Let’s go ahead and define a value at risk parameter for our stocks. We can treat value at risk as the amount of money we could expect to lose (aka putting at risk) for a given confidence interval. Theres several methods we can use for estimating a value at risk. Let’s go ahead and see some of them in action.

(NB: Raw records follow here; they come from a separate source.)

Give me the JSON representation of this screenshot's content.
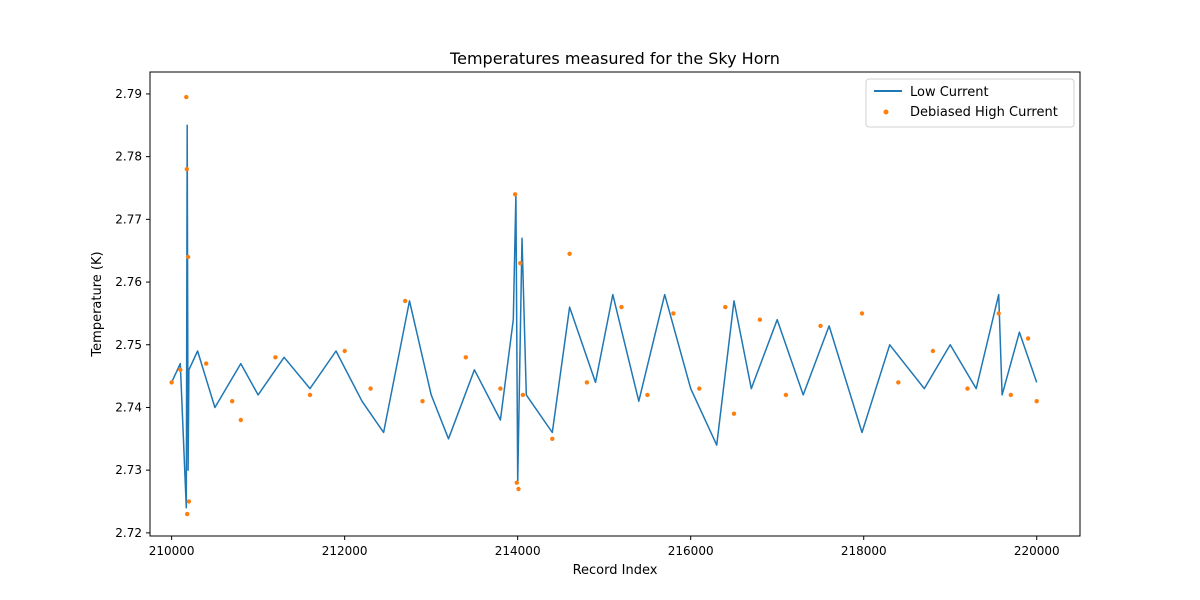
{
  "chart_data": {
    "type": "line",
    "title": "Temperatures measured for the Sky Horn",
    "xlabel": "Record Index",
    "ylabel": "Temperature (K)",
    "xlim": [
      209750,
      220500
    ],
    "ylim": [
      2.7195,
      2.7935
    ],
    "xticks": [
      210000,
      212000,
      214000,
      216000,
      218000,
      220000
    ],
    "xtick_labels": [
      "210000",
      "212000",
      "214000",
      "216000",
      "218000",
      "220000"
    ],
    "yticks": [
      2.72,
      2.73,
      2.74,
      2.75,
      2.76,
      2.77,
      2.78,
      2.79
    ],
    "ytick_labels": [
      "2.72",
      "2.73",
      "2.74",
      "2.75",
      "2.76",
      "2.77",
      "2.78",
      "2.79"
    ],
    "legend_position": "top-right",
    "series": [
      {
        "name": "Low Current",
        "kind": "line",
        "color": "#1f77b4",
        "x": [
          210000,
          210100,
          210170,
          210180,
          210190,
          210200,
          210300,
          210500,
          210800,
          211000,
          211300,
          211600,
          211900,
          212200,
          212450,
          212750,
          213000,
          213200,
          213500,
          213800,
          213950,
          213980,
          214000,
          214050,
          214100,
          214400,
          214600,
          214900,
          215100,
          215400,
          215700,
          216000,
          216300,
          216500,
          216700,
          217000,
          217300,
          217600,
          217980,
          218300,
          218700,
          219000,
          219300,
          219560,
          219600,
          219800,
          220000
        ],
        "y": [
          2.744,
          2.747,
          2.724,
          2.785,
          2.73,
          2.746,
          2.749,
          2.74,
          2.747,
          2.742,
          2.748,
          2.743,
          2.749,
          2.741,
          2.736,
          2.757,
          2.742,
          2.735,
          2.746,
          2.738,
          2.754,
          2.774,
          2.728,
          2.767,
          2.742,
          2.736,
          2.756,
          2.744,
          2.758,
          2.741,
          2.758,
          2.743,
          2.734,
          2.757,
          2.743,
          2.754,
          2.742,
          2.753,
          2.736,
          2.75,
          2.743,
          2.75,
          2.743,
          2.758,
          2.742,
          2.752,
          2.744
        ]
      },
      {
        "name": "Debiased High Current",
        "kind": "scatter",
        "color": "#ff7f0e",
        "x": [
          210000,
          210100,
          210170,
          210175,
          210180,
          210190,
          210200,
          210400,
          210700,
          210800,
          211200,
          211600,
          212000,
          212300,
          212700,
          212900,
          213400,
          213800,
          213970,
          213990,
          214010,
          214030,
          214060,
          214400,
          214600,
          214800,
          215200,
          215500,
          215800,
          216100,
          216400,
          216500,
          216800,
          217100,
          217500,
          217980,
          218400,
          218800,
          219200,
          219560,
          219700,
          219900,
          220000
        ],
        "y": [
          2.744,
          2.746,
          2.7895,
          2.778,
          2.723,
          2.764,
          2.725,
          2.747,
          2.741,
          2.738,
          2.748,
          2.742,
          2.749,
          2.743,
          2.757,
          2.741,
          2.748,
          2.743,
          2.774,
          2.728,
          2.727,
          2.763,
          2.742,
          2.735,
          2.7645,
          2.744,
          2.756,
          2.742,
          2.755,
          2.743,
          2.756,
          2.739,
          2.754,
          2.742,
          2.753,
          2.755,
          2.744,
          2.749,
          2.743,
          2.755,
          2.742,
          2.751,
          2.741
        ]
      }
    ]
  }
}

Value at risk using the “bootstrap” method

For this method we will calculate the empirical quantiles from a histogram of daily returns. For more information on quantiles, check out this link: http://en.wikipedia.org/wiki/Quantile

# Note the use of dropna() here, otherwise the NaN values can't be read by seaborn
sns.distplot(AAPL['Daily Return'].dropna(),bins=100,color='purple')

linearly separable data

Now we can use quantile to get the risk value for the stock.

# The 0.05 empirical quantile of daily returns
rets['AAPL'].quantile(0.05)

-0.03377112705414851

The 0.05 empirical quantile of daily returns is at -0.033. That means that with 95% confidence, our worst daily loss will not exceed 3%. If we have a 1 million dollar investment, our one-day 5% VaR is 0.03 * 1,000,000 = $30,000.